History of Shigellosis as a Biological Weapons Agent
Shigella bacteria is an attractive potential biological weapons agent due to its antibiotics resistance, its infectiousness, and the lack of a vaccine against the disease.
During World War II, the Japanese biological weapons program Unit 731 in Manchuria experimented with shigellosis on prisoners of war. In 1949, when a Soviet military tribunal tried Japanese scientists for their wartime biological experimentations, the Japanese accused the Soviets of experimentation with a variety of biological agents including Shigella.

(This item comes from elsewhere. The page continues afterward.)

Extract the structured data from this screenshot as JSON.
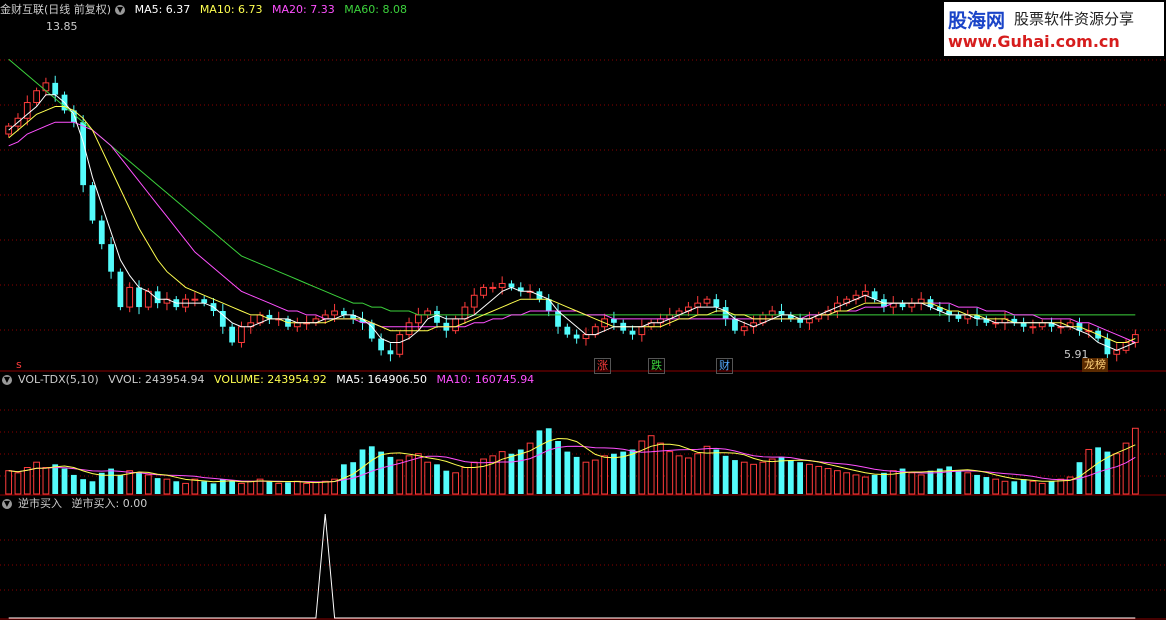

Reports suggested that Iraq's biological weapons program experimented and developed with shigellosis as a possible offensive biological agent.
Shigella has also been used as a terrorist weapon. In 1997, a laboratory worker of a large medical center stole samples of Shigella bacteria and contaminated muffins and doughnuts in the staff room. His co-workers suffered shigellosis from contaminated snacks. The attacked caused cases of gastroenteritis and a few hospitalizations but no fatalities.